What it is that really gets the fluids flowing and amps up erotic arousal and desire? You might think it’s some clever position, or sexy lingerie, some bougie pillow, or mattress. But the time-tested lubricating luxury that has been bequeathed to all of humanity is quite simple—it’s communication.
You see, the way to a W.A.P. and a stiff concoction of connecting moments requires the use of the lips, mouth, and tongue. This brings a whole new meaning to talking in tongues, doesn’t it?
When we are first introduced to the topic of sex as adolescents, it’s a big conversation. It’s serious. It’s humorous, a bit embarrassing, and words are fumbled over. And then it’s like we never have another conversation about it again. Well, maybe you do, but with your friends, on the bus, or during confirmation class, but from then on, it’s typically not a big conversation. It’s quick and quiet.
We begin cultivating a relationship. How do we address sex? Which questions can I quickly ask? For me, it was always the simple ones: “When’s the last time you had an STD test?” “Did you bring a condom?” (I actually always had a condom with me, but I always wanted to see how responsible he was, so I asked him first.) “Do you currently have any STDs?” In return, I would share information: “I have kids, so my stomach doesn’t look normal…I have stretch marks.” “I have never had an STD and my last batch of tests were taken on…” “I don’t give head, so don’t ask.” “I don’t like anal, so don’t try.” “Will you please wash your penis.” So hot, right?
Many of us consider these types of exchanges to be all that is needed to establish the next level of intimacy with a partner. Some couples don’t even get that deep into a discussion before doing the dirty. And disappointingly, our first sexual encounters with one another can quickly become a metric for pleasure. The expectation is that it will have similar results and the assumption is that the other partner is satisfied. What’s the point of traipsing back to that big, serious sex conversation we had as adolescents? If we start a conversation like that, we may begin to ask questions. What if I don’t like the answers? What if it makes me feel like an embarrassed teen again? Doubt creeps in and we may feel reluctant to delve back into details like that.
When you begin a relationship that way, what ends up happening is that our reluctance to have another big conversation grows like cilantro—it spreads all over the damn place. This singular reluctance to open the big conversation spreads seeds all over every dimension of our life. That initial reluctance to say what we want, to declare what we don’t want, to share what we like and what we’ve experienced paves a path to people-pleasing subservience and submission. And it’s a trait that filters through so much of who we are, and often it’s unconsciously filtering through many of our relationship dynamics.
It’s important that we establish a more developed baseline for big conversations. Doing so sets up one of the most important boundaries around our relationship. This is our starting point that we want to cement as the foundation for right relation. I know what I want, and I know how to ask for it. I know my ability. I know my potential. I know my value. It’s important that our partner knows how we view ourselves. If this is the standard for how we view ourselves, imagine what can be interpreted from that by our partners? If I enter a relationship with that kind of openness and honesty, that demonstrates that I value my relationship. It sets a tone for how I want to be treated and how I will treat my partner.

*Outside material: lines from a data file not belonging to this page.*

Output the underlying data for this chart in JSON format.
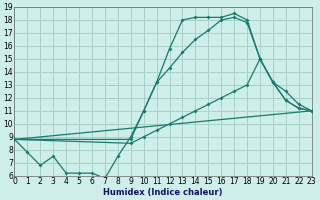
{
  "xlabel": "Humidex (Indice chaleur)",
  "bg_color": "#cdeee9",
  "grid_color": "#aacfc9",
  "line_color": "#1a7a6e",
  "xlim": [
    0,
    23
  ],
  "ylim": [
    6,
    19
  ],
  "xticks": [
    0,
    1,
    2,
    3,
    4,
    5,
    6,
    7,
    8,
    9,
    10,
    11,
    12,
    13,
    14,
    15,
    16,
    17,
    18,
    19,
    20,
    21,
    22,
    23
  ],
  "yticks": [
    6,
    7,
    8,
    9,
    10,
    11,
    12,
    13,
    14,
    15,
    16,
    17,
    18,
    19
  ],
  "line1_x": [
    0,
    1,
    2,
    3,
    4,
    5,
    6,
    7,
    8,
    9,
    10,
    11,
    12,
    13,
    14,
    15,
    16,
    17,
    18,
    19,
    20,
    21,
    22,
    23
  ],
  "line1_y": [
    8.8,
    7.8,
    6.8,
    7.5,
    6.2,
    6.2,
    6.2,
    5.8,
    7.5,
    9.0,
    11.0,
    13.2,
    15.8,
    18.0,
    18.2,
    18.2,
    18.2,
    18.5,
    18.0,
    15.0,
    13.2,
    11.8,
    11.2,
    11.0
  ],
  "line2_x": [
    0,
    9,
    10,
    11,
    12,
    13,
    14,
    15,
    16,
    17,
    18,
    19,
    20,
    21,
    22,
    23
  ],
  "line2_y": [
    8.8,
    8.8,
    11.0,
    13.2,
    14.3,
    15.5,
    16.5,
    17.2,
    18.0,
    18.2,
    17.8,
    15.0,
    13.2,
    11.8,
    11.2,
    11.0
  ],
  "line3_x": [
    0,
    9,
    10,
    11,
    12,
    13,
    14,
    15,
    16,
    17,
    18,
    19,
    20,
    21,
    22,
    23
  ],
  "line3_y": [
    8.8,
    8.5,
    9.0,
    9.5,
    10.0,
    10.5,
    11.0,
    11.5,
    12.0,
    12.5,
    13.0,
    15.0,
    13.2,
    12.5,
    11.5,
    11.0
  ],
  "line4_x": [
    0,
    23
  ],
  "line4_y": [
    8.8,
    11.0
  ]
}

If I don’t take initiative to inform my partner of what I like and what I want, even as they are changing (which can be daily for some of us, I can attest), apathy, complacency, contempt, and/or resentment may develop. I would withhold sex from Cory when there was a conflict in our relationship. I’ve advised clients who have altogether decided that their partner will never know what they like or how to do it right. Ain’t nobody got time to teach him between work, the kids, and college courses online, so what is the actual point? The thing of it is, if you want to satisfy sexual experiences with your partner, you must teach them. The teaching never stops, either. Consider that, while apathy, complacency, contempt, resentment, and withholding may seem like reasonable tools that validate your emotional state and send some sort of message to your partner; there are other tools available to use.
In the next segment of this series, I will outline some of these other tools available for us.
We don’t want to create problematic patterns that set us up for failure. Instead, we have an option to express our desires, thoughts, and wants. It doesn’t make me needy when I tell Cory what I want or how I want it; it makes me confident. Confidence—by the way— is one of the sexiest features of a human. I am confident about what I like, and this demonstrates that I know what pleasure is for me. What I know for myself to be true about what feels good, I want my husband to know. The only way he will know is if I tell him.
Why wouldn’t you invite the one you love into that? Why wouldn’t you want a big conversation about it? Big conversations can lead to even bigger things!
Communication = Lubrication ⇒ Stimulation
Once we lubricate and stimulate the mind, that’s when the juices really start flowing for the physical component of the coital inclination that arises from a conversation.